Pendant les trois-quart de la rencontre, le Mali n'a quasiment pas existé, peut-être impressionné par cette énorme ambiance ou simplement inférieur à son adversaire. L'issue du match ne semblait souffrir d'aucun doute, encore plus après l'ouveture du score de Mouloungui (55e), qui venait là concrétiser une nette domination gabonaise.
Buteur pour la première fois de la compétition, l'attaquant niçois faisait aussi oublier les deux poteaux touchés plus tôt par ses partenaires, Aubameyang (29e) et Cousin (59e). Il aurait juste aimé que cela suffise.
Car après la sortie du capitaine et revenant Daniel Cousin, qui avait jusque-là parfaitement combiné avec son jeune compère d'attaque, la machine a subitement semblé se gripper.
Contraint à reculer puis à défendre bec et ongles son maigre avantage, le Gabon n'a pas pu éviter l'égalisation du Bordelais Diabate, sur une mauvaise intervention de son gardien Ovono (83e).

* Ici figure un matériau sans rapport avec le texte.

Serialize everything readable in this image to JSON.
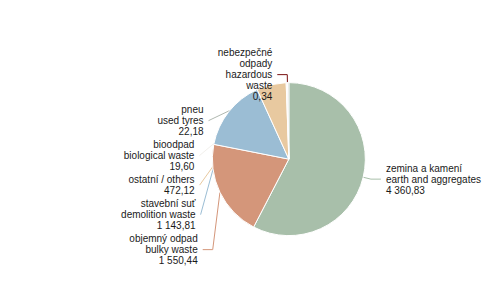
{
  "chart_data": {
    "type": "pie",
    "categories": [
      "zemina a kamení\nearth and aggregates",
      "objemný odpad\nbulky waste",
      "stavební suť\ndemolition waste",
      "ostatní / others",
      "bioodpad\nbiological waste",
      "nebezpečné\nodpady\nhazardous\nwaste",
      "pneu\nused tyres"
    ],
    "values": [
      4360.83,
      1550.44,
      1143.81,
      472.12,
      19.6,
      0.34,
      22.18
    ],
    "value_labels": [
      "4 360,83",
      "1 550,44",
      "1 143,81",
      "472,12",
      "19,60",
      "0,34",
      "22,18"
    ],
    "colors": [
      "#a8bfaa",
      "#d4967a",
      "#9bbdd4",
      "#e8c9a0",
      "#f2f0ec",
      "#7a1010",
      "#b0b8b0"
    ],
    "data_labels": true,
    "legend": false
  }
}
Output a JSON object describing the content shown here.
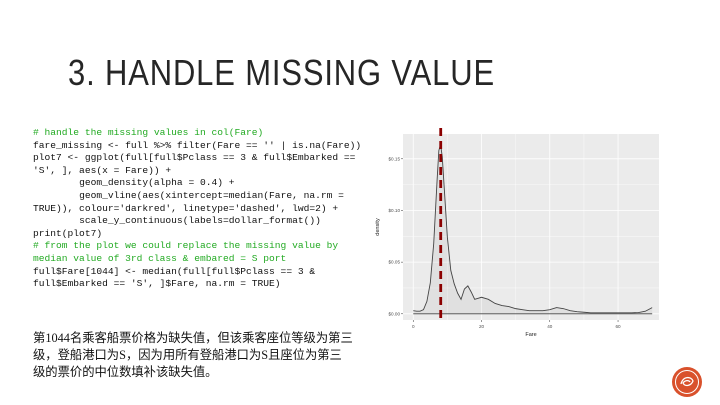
{
  "slide": {
    "title": "3. HANDLE MISSING VALUE",
    "code_lines": [
      {
        "text": "# handle the missing values in col(Fare)",
        "type": "comment"
      },
      {
        "text": "fare_missing <- full %>% filter(Fare == '' | is.na(Fare))",
        "type": "code"
      },
      {
        "text": "plot7 <- ggplot(full[full$Pclass == 3 & full$Embarked == 'S', ], aes(x = Fare)) +",
        "type": "code"
      },
      {
        "text": "        geom_density(alpha = 0.4) +",
        "type": "code"
      },
      {
        "text": "        geom_vline(aes(xintercept=median(Fare, na.rm = TRUE)), colour='darkred', linetype='dashed', lwd=2) +",
        "type": "code"
      },
      {
        "text": "        scale_y_continuous(labels=dollar_format())",
        "type": "code"
      },
      {
        "text": "print(plot7)",
        "type": "code"
      },
      {
        "text": "# from the plot we could replace the missing value by median value of 3rd class & embared = S port",
        "type": "comment"
      },
      {
        "text": "full$Fare[1044] <- median(full[full$Pclass == 3 & full$Embarked == 'S', ]$Fare, na.rm = TRUE)",
        "type": "code"
      }
    ],
    "note": {
      "part1": "第",
      "num": "1044",
      "part2": "名乘客船票价格为缺失值，但该乘客座位等级为第三级，登船港口为",
      "s1": "S",
      "part3": "，因为用所有登船港口为",
      "s2": "S",
      "part4": "且座位为第三级的票价的中位数填补该缺失值。"
    }
  },
  "chart_data": {
    "type": "area",
    "x": [
      0,
      1,
      2,
      3,
      4,
      5,
      6,
      7,
      7.5,
      8,
      8.5,
      9,
      10,
      11,
      12,
      13,
      14,
      15,
      16,
      17,
      18,
      19,
      20,
      22,
      24,
      26,
      28,
      30,
      32,
      34,
      36,
      38,
      40,
      42,
      44,
      46,
      48,
      50,
      52,
      54,
      56,
      58,
      60,
      62,
      64,
      66,
      68,
      70
    ],
    "y": [
      0.003,
      0.0025,
      0.0025,
      0.004,
      0.012,
      0.03,
      0.068,
      0.13,
      0.158,
      0.164,
      0.152,
      0.126,
      0.074,
      0.042,
      0.029,
      0.02,
      0.014,
      0.024,
      0.027,
      0.021,
      0.014,
      0.015,
      0.016,
      0.014,
      0.01,
      0.008,
      0.007,
      0.005,
      0.004,
      0.003,
      0.003,
      0.003,
      0.004,
      0.006,
      0.005,
      0.003,
      0.002,
      0.0015,
      0.001,
      0.001,
      0.001,
      0.001,
      0.001,
      0.001,
      0.001,
      0.0012,
      0.0025,
      0.006
    ],
    "median": 8.05,
    "xlabel": "Fare",
    "ylabel": "density",
    "xticks": [
      0,
      20,
      40,
      60
    ],
    "yticks": [
      0.0,
      0.05,
      0.1,
      0.15
    ],
    "ytick_labels": [
      "$0.00",
      "$0.05",
      "$0.10",
      "$0.15"
    ],
    "xlim": [
      -3,
      72
    ],
    "ylim": [
      -0.006,
      0.174
    ],
    "grid": false,
    "colors": {
      "panel": "#ebebeb",
      "grid": "#ffffff",
      "line": "#444444",
      "vline": "#8b0000",
      "tick_text": "#4d4d4d"
    }
  },
  "logo": {
    "colors": {
      "ring": "#d9512c",
      "inner": "#ffffff"
    },
    "icon": "decorative-seal-icon"
  }
}
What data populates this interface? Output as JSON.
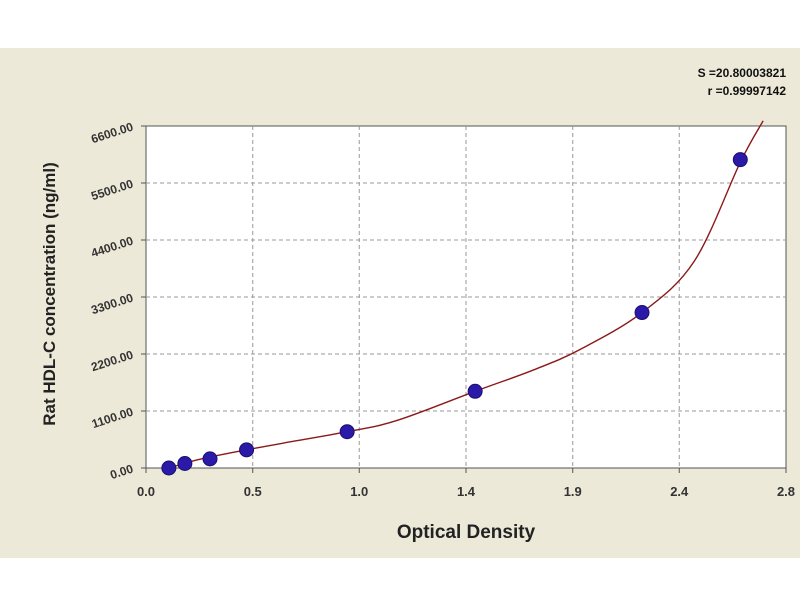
{
  "chart_data": {
    "type": "scatter",
    "title": "",
    "xlabel": "Optical Density",
    "ylabel": "Rat HDL-C concentration (ng/ml)",
    "xlim": [
      0.0,
      2.8
    ],
    "ylim": [
      0,
      6600
    ],
    "x_ticks": [
      "0.0",
      "0.5",
      "1.0",
      "1.4",
      "1.9",
      "2.4",
      "2.8"
    ],
    "x_tick_values": [
      0.0,
      0.467,
      0.933,
      1.4,
      1.867,
      2.333,
      2.8
    ],
    "y_ticks": [
      "0.00",
      "1100.00",
      "2200.00",
      "3300.00",
      "4400.00",
      "5500.00",
      "6600.00"
    ],
    "y_tick_values": [
      0,
      1100,
      2200,
      3300,
      4400,
      5500,
      6600
    ],
    "grid": true,
    "points": {
      "x": [
        0.1,
        0.17,
        0.28,
        0.44,
        0.88,
        1.44,
        2.17,
        2.6
      ],
      "y": [
        0,
        87,
        176,
        350,
        700,
        1480,
        3000,
        5950
      ]
    },
    "fit_curve": {
      "x": [
        0.0,
        0.1,
        0.2,
        0.3,
        0.44,
        0.6,
        0.88,
        1.1,
        1.44,
        1.7,
        1.9,
        2.17,
        2.4,
        2.6,
        2.7
      ],
      "y": [
        -100,
        0,
        130,
        230,
        350,
        480,
        700,
        920,
        1480,
        1900,
        2290,
        3000,
        4000,
        5900,
        6700
      ]
    },
    "stats": {
      "s": "S =20.80003821",
      "r": "r =0.99997142"
    },
    "colors": {
      "background": "#ece9d8",
      "plot_area": "#ffffff",
      "curve": "#8b1a1a",
      "marker": "#2b19a8",
      "grid": "#9a9a9a"
    }
  }
}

Poussées en prolongation, puis aux penalties, les Panthères ont finalement subi le coup de grâce par l'expérimenté Seydou Keita, qui lui n'a pas raté sa tentative pour envoyer les Aigles en demies, une première depuis 2004.
Au prochain tour, les hommes d'Alain Giresse affronteront le grand favori, la Côte d'Ivoire. Pendant ce temps-là, les protégés de Gernot Rohr continueront sans doute de ruminer. De se dire qu'ils sont vraiment passés tout près de quelque chose.
Mais qu'ils ne soient pas trop tristes, ils ont écrit une belle histoire du foot Gabonais, même s'ils auraient préférés une autre fin. Et maintenant, bonne chance au Mali !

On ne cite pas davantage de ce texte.